# The Book Collector - an opera premiere this weekend



## Lunasong (Mar 15, 2011)

_The Book Collector_ is a new one-act opera by composer Stella Sung and librettist Ernest Hilbert. It is an operatic murder mystery that helps explain how the bawdy medieval texts on which _Carmina Burana_ is based could have found their way to the German monastery in which they were discovered. The dramatic plot is set in 1920s Bavaria and revolves around two men who are competing to own a rare medieval book. One is a wealthy baron, a book collector; and the other is a young book dealer. The third main character in the opera is the baron's beautiful daughter.

What is so amazing about the opera, says Sung, is that her librettist is actually a rare book dealer. As a senior specialist at Bauman Rare Books in Philadelphia, Hilbert has 15 years of experience as an antiquarian book dealer.
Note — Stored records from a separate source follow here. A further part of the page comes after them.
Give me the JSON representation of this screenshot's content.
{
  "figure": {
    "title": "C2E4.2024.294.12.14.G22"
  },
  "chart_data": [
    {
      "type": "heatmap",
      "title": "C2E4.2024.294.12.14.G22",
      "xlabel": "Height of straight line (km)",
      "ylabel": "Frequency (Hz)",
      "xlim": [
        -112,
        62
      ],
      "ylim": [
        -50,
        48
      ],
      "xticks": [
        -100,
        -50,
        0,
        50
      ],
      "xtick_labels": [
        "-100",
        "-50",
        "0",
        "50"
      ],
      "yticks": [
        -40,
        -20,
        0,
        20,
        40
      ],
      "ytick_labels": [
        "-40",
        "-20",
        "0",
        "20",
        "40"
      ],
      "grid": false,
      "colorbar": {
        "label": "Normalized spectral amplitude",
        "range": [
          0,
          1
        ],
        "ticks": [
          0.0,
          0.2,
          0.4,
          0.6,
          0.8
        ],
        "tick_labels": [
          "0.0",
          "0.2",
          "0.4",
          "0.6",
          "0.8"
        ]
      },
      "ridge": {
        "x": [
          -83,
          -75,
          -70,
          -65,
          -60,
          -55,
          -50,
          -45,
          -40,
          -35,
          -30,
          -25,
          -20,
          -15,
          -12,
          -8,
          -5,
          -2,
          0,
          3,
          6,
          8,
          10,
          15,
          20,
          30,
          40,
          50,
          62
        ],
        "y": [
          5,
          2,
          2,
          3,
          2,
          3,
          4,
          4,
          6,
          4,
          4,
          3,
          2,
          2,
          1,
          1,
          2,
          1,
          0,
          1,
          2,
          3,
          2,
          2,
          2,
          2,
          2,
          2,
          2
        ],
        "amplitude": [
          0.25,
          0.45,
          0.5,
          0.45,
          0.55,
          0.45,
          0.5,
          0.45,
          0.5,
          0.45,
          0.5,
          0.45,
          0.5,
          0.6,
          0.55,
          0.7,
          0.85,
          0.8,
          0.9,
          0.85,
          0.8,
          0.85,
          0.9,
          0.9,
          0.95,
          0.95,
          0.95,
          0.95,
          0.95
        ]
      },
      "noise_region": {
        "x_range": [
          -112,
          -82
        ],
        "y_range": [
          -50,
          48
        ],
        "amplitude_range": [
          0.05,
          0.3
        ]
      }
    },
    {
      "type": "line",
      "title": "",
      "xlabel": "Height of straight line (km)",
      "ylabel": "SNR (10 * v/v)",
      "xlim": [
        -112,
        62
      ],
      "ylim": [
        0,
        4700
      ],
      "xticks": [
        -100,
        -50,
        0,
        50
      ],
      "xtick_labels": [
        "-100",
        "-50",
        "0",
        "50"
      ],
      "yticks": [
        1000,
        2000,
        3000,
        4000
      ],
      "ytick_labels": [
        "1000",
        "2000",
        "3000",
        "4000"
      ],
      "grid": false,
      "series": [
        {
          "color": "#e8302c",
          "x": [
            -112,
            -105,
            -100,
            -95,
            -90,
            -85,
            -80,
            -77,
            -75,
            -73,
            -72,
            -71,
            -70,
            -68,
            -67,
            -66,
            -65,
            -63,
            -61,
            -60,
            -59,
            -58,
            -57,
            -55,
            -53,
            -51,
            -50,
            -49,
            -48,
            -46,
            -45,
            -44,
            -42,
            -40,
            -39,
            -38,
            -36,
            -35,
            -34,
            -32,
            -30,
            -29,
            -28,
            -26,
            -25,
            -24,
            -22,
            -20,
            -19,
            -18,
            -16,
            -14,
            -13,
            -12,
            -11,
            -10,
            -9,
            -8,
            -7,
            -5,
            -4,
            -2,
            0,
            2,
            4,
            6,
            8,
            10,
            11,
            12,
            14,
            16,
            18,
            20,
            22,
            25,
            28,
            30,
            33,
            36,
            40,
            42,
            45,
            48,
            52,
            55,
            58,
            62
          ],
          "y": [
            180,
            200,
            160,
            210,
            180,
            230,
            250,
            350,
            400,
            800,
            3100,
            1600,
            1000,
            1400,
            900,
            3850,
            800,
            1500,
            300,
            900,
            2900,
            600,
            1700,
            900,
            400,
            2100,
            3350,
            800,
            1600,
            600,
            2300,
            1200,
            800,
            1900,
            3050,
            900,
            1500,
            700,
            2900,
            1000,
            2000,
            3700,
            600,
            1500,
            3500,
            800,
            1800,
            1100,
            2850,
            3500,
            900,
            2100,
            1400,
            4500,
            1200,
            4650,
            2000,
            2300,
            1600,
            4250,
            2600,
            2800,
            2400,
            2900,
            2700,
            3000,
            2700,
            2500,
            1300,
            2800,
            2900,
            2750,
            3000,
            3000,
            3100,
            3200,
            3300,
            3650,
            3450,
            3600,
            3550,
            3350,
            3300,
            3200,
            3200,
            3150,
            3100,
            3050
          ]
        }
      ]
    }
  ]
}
_I understand the physical properties of books as well as the ways in which they are created and go on to change hands over the centuries. Also, I bid for books at auction houses like Sotheby's and Christies, so I am familiar with the showroom, its practices and idiosyncrasies. The auction house is really an 18th century form of commerce, and much of the language and practices from that era persists down the the present day. I envisioned the auction that begins the opera as a duel between two strong-willed men. Bidding at auction can quickly become an irrational pursuit as egos and expectations tangle and adrenaline flows._

***
I am not in this production, but I will be in the audience for the premiere Friday night in the front row (of the very highest balcony) cheering on my friends in the chorus!


----------



## Pugg (Aug 8, 2014)

Lunasong said:


> _The Book Collector_ is a new one-act opera by composer Stella Sung and librettist Ernest Hilbert. It is an operatic murder mystery that helps explain how the bawdy medieval texts on which _Carmina Burana_ is based could have found their way to the German monastery in which they were discovered. The dramatic plot is set in 1920s Bavaria and revolves around two men who are competing to own a rare medieval book. One is a wealthy baron, a book collector; and the other is a young book dealer. The third main character in the opera is the baron's beautiful daughter.
> 
> What is so amazing about the opera, says Sung, is that her librettist is actually a rare book dealer. As a senior specialist at Bauman Rare Books in Philadelphia, Hilbert has 15 years of experience as an antiquarian book dealer.
> 
> ...


I take a wild guess, you are from the U.S.A


----------